2a. Patient #3 had diagnoses of Diabetes Mellitus, right below the knee amputation and wound to the left inner ankle. Wound clinic documented that the wound measured 2.5cm long by 2.5 cm wide by 0.3 cm deep on 1/10/12. Although the patient's dressing was changed as ordered on 1/17/12 the wound was not assessed again until the scheduled dressing change on 1/25/12 (15 days) and measured 2 cm by 2 cm by 0.3 cm. The wound was assessed by the wound clinic on 1/31/12 and the measurements remained the same as on 1/25/12. Although treatment to the left ankle was administered as ordered on 2/4/12 and treatment change was observed on 2/8/12 the wound was not assessed to include measurements and the next scheduled dressing change was not due until 2/11/12. Review of the wound care sheets and/or nursing narratives with the Director of Nursing and RN #5 on 2/8/12 at 9:00 AM indicated that the patient's wound was not assessed weekly and the wound should have been assessed on 2/8/12 when the dressing was changed. The hospital policy for wound care monitoring and documentation identified to document daily on the wound care flow sheets and measure the wound weekly on Wednesdays to include measurements.

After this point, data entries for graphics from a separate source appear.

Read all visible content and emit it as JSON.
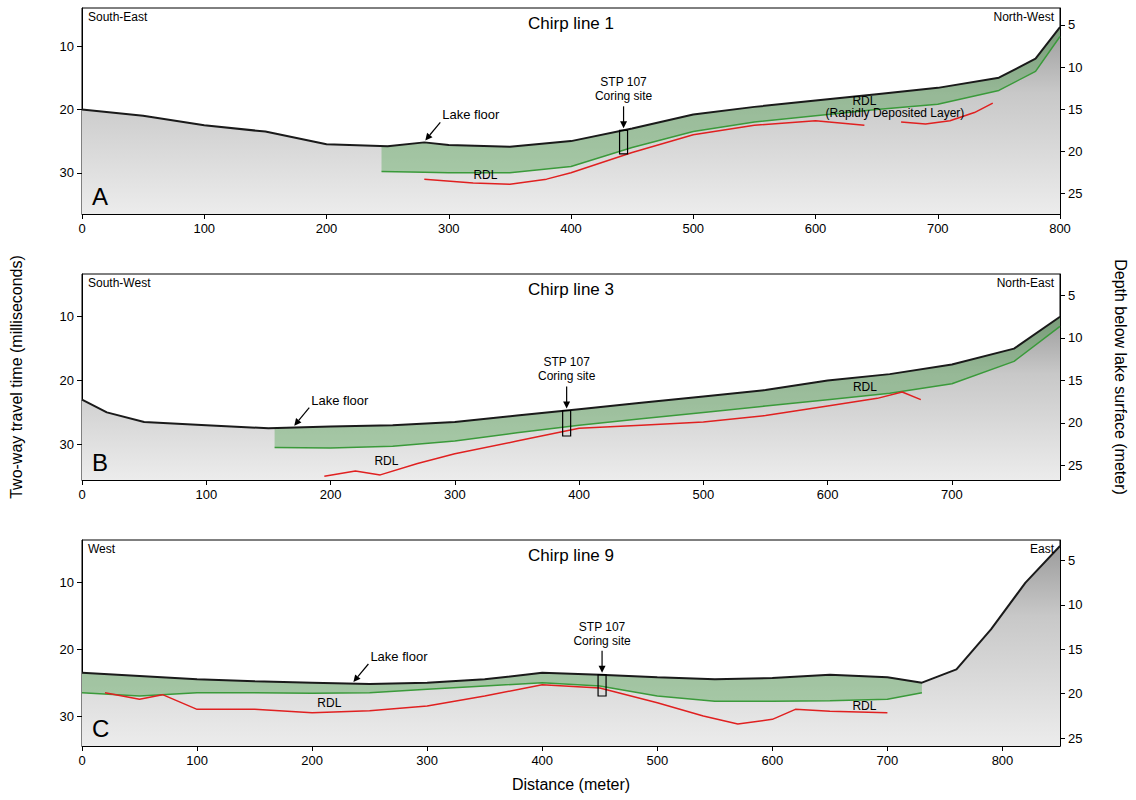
{
  "figure": {
    "x_label": "Distance (meter)",
    "y_label": "Two-way travel time (milliseconds)",
    "y2_label": "Depth below lake surface (meter)"
  },
  "chart_data": [
    {
      "type": "line",
      "title": "Chirp line 1",
      "panel": "A",
      "left_label": "South-East",
      "right_label": "North-West",
      "xlim": [
        0,
        800
      ],
      "xticks": [
        0,
        100,
        200,
        300,
        400,
        500,
        600,
        700,
        800
      ],
      "ylim": [
        4,
        36.5
      ],
      "yticks": [
        10,
        20,
        30
      ],
      "y2lim": [
        3,
        27.4
      ],
      "y2ticks": [
        5,
        10,
        15,
        20,
        25
      ],
      "grid": false,
      "lake_floor": {
        "color": "#1a1a1a",
        "x": [
          0,
          50,
          100,
          150,
          200,
          250,
          280,
          300,
          350,
          400,
          450,
          500,
          550,
          600,
          650,
          700,
          750,
          780,
          800
        ],
        "values": [
          20,
          21,
          22.5,
          23.5,
          25.5,
          25.8,
          25.2,
          25.6,
          25.9,
          25,
          23,
          20.8,
          19.6,
          18.6,
          17.6,
          16.6,
          15,
          12,
          7
        ]
      },
      "green_layer": {
        "color": "#3a9a3a",
        "x": [
          245,
          280,
          300,
          350,
          400,
          450,
          500,
          550,
          600,
          650,
          700,
          750,
          780,
          800
        ],
        "top": [
          25.8,
          25.2,
          25.6,
          25.9,
          25,
          23,
          20.8,
          19.6,
          18.6,
          17.6,
          16.6,
          15,
          12,
          7
        ],
        "bottom": [
          29.8,
          29.9,
          30,
          30,
          29,
          26,
          23.5,
          22,
          21,
          20,
          19.2,
          17,
          14,
          8.5
        ]
      },
      "rdl": {
        "color": "#e02020",
        "x": [
          280,
          320,
          350,
          380,
          400,
          450,
          500,
          550,
          600,
          640,
          655,
          670,
          690,
          710,
          730,
          745
        ],
        "values": [
          31,
          31.6,
          31.8,
          31,
          30,
          26.8,
          24,
          22.5,
          21.8,
          22.5,
          null,
          22,
          22.3,
          21.8,
          20.5,
          19
        ]
      },
      "core": {
        "text": "STP 107\nCoring site",
        "x": 443,
        "top": 23.3,
        "bottom": 27
      },
      "callout": {
        "text": "Lake floor",
        "x": 280,
        "y": 25.2
      },
      "annotations": [
        {
          "text": "RDL",
          "x": 330,
          "y": 30.4
        },
        {
          "text": "RDL",
          "x": 640,
          "y": 18.6
        },
        {
          "text": "(Rapidly Deposited Layer)",
          "x": 665,
          "y": 20.5
        }
      ]
    },
    {
      "type": "line",
      "title": "Chirp line 3",
      "panel": "B",
      "left_label": "South-West",
      "right_label": "North-East",
      "xlim": [
        0,
        787
      ],
      "xticks": [
        0,
        100,
        200,
        300,
        400,
        500,
        600,
        700
      ],
      "ylim": [
        3.3,
        35.6
      ],
      "yticks": [
        10,
        20,
        30
      ],
      "y2lim": [
        2.5,
        26.7
      ],
      "y2ticks": [
        5,
        10,
        15,
        20,
        25
      ],
      "grid": false,
      "lake_floor": {
        "color": "#1a1a1a",
        "x": [
          0,
          20,
          50,
          100,
          150,
          200,
          250,
          300,
          350,
          400,
          450,
          500,
          550,
          600,
          650,
          700,
          750,
          787
        ],
        "values": [
          23,
          25,
          26.5,
          27,
          27.5,
          27.2,
          27,
          26.5,
          25.5,
          24.5,
          23.5,
          22.5,
          21.5,
          20,
          19,
          17.5,
          15,
          10
        ]
      },
      "green_layer": {
        "color": "#3a9a3a",
        "x": [
          155,
          200,
          250,
          300,
          350,
          400,
          450,
          500,
          550,
          600,
          650,
          700,
          750,
          787
        ],
        "top": [
          27.5,
          27.2,
          27,
          26.5,
          25.5,
          24.5,
          23.5,
          22.5,
          21.5,
          20,
          19,
          17.5,
          15,
          10
        ],
        "bottom": [
          30.5,
          30.6,
          30.3,
          29.5,
          28.2,
          27,
          26,
          25,
          24,
          23,
          22,
          20.5,
          17,
          11.5
        ]
      },
      "rdl": {
        "color": "#e02020",
        "x": [
          195,
          220,
          240,
          270,
          300,
          350,
          400,
          450,
          500,
          550,
          600,
          640,
          660,
          675
        ],
        "values": [
          35,
          34.2,
          34.8,
          33,
          31.5,
          29.5,
          27.5,
          27,
          26.5,
          25.5,
          24,
          22.8,
          21.8,
          23
        ]
      },
      "core": {
        "text": "STP 107\nCoring site",
        "x": 390,
        "top": 24.7,
        "bottom": 28.7
      },
      "callout": {
        "text": "Lake floor",
        "x": 170,
        "y": 27.4
      },
      "annotations": [
        {
          "text": "RDL",
          "x": 245,
          "y": 32.6
        },
        {
          "text": "RDL",
          "x": 630,
          "y": 21
        }
      ]
    },
    {
      "type": "line",
      "title": "Chirp line 9",
      "panel": "C",
      "left_label": "West",
      "right_label": "East",
      "xlim": [
        0,
        850
      ],
      "xticks": [
        0,
        100,
        200,
        300,
        400,
        500,
        600,
        700,
        800
      ],
      "ylim": [
        3.6,
        34.5
      ],
      "yticks": [
        10,
        20,
        30
      ],
      "y2lim": [
        2.7,
        25.9
      ],
      "y2ticks": [
        5,
        10,
        15,
        20,
        25
      ],
      "grid": false,
      "lake_floor": {
        "color": "#1a1a1a",
        "x": [
          0,
          50,
          100,
          150,
          200,
          250,
          300,
          350,
          400,
          450,
          500,
          550,
          600,
          650,
          700,
          730,
          760,
          790,
          820,
          850
        ],
        "values": [
          23.5,
          24,
          24.5,
          24.8,
          25,
          25.2,
          25,
          24.5,
          23.5,
          23.8,
          24.2,
          24.5,
          24.3,
          23.8,
          24.2,
          25,
          23,
          17,
          10,
          4.5
        ]
      },
      "green_layer": {
        "color": "#3a9a3a",
        "x": [
          0,
          50,
          100,
          150,
          200,
          250,
          300,
          350,
          400,
          450,
          500,
          550,
          600,
          650,
          700,
          730
        ],
        "top": [
          23.5,
          24,
          24.5,
          24.8,
          25,
          25.2,
          25,
          24.5,
          23.5,
          23.8,
          24.2,
          24.5,
          24.3,
          23.8,
          24.2,
          25
        ],
        "bottom": [
          26.5,
          27,
          26.5,
          26.5,
          26.6,
          26.5,
          26,
          25.5,
          25,
          25.5,
          27,
          27.8,
          27.8,
          27.7,
          27.5,
          26.5
        ]
      },
      "rdl": {
        "color": "#e02020",
        "x": [
          20,
          50,
          70,
          100,
          150,
          200,
          250,
          300,
          350,
          400,
          450,
          500,
          540,
          570,
          600,
          620,
          650,
          700
        ],
        "values": [
          26.5,
          27.5,
          26.8,
          29,
          29,
          29.5,
          29.2,
          28.5,
          27,
          25.3,
          25.8,
          28,
          30,
          31.2,
          30.5,
          29,
          29.3,
          29.5
        ]
      },
      "core": {
        "text": "STP 107\nCoring site",
        "x": 452,
        "top": 23.8,
        "bottom": 27
      },
      "callout": {
        "text": "Lake floor",
        "x": 235,
        "y": 25.2
      },
      "annotations": [
        {
          "text": "RDL",
          "x": 215,
          "y": 28.1
        },
        {
          "text": "RDL",
          "x": 680,
          "y": 28.5
        }
      ]
    }
  ]
}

2b. Patient #3 had diagnoses of Diabetes Mellitus, right below the knee amputation and wound to the left inner ankle. Physician orders dated 1/31/12 directed to clean the left inner ankle wound with Normal Saline followed by Medihoney and a 3 layer wrap from the toes to the knee. Observation of the treatment on 2/8/12 at 8:30 AM noted that RN #5 cleansed the center of the ankle wound with Normal Saline, cleansed the outer aspect of the wound and surrounding skin and then dragged the gauze again over the center of the wound. RN #5 discarded the gauze and repeated the cleansing technique. Interview with RN #5 on 2/8/12 at 9:00 AM noted that s/he was not as familiar with providing medical treatments as s/he was with providing care for behavioral problems. Review of the facility dressing change policies did not direct nursing staff to cleanse the wound between dressing changes and/or the cleansing technique to be used to prevent wound infection. According to Lippincott's Nursing Center.com, Wound Wise: Basic wound cleaning step by step, September/October 2008; Moisten gauze pads either by dipping the pads in wound cleaning solution and wringing out excess or by using a spray bottle to apply solution to the gauze. Move from the least contaminated area to the most contaminated area and use a clean gauze pad for each wipe. For an open wound (such as a pressure ulcer), gently wipe in concentric circles, starting directly over the wound and moving outward.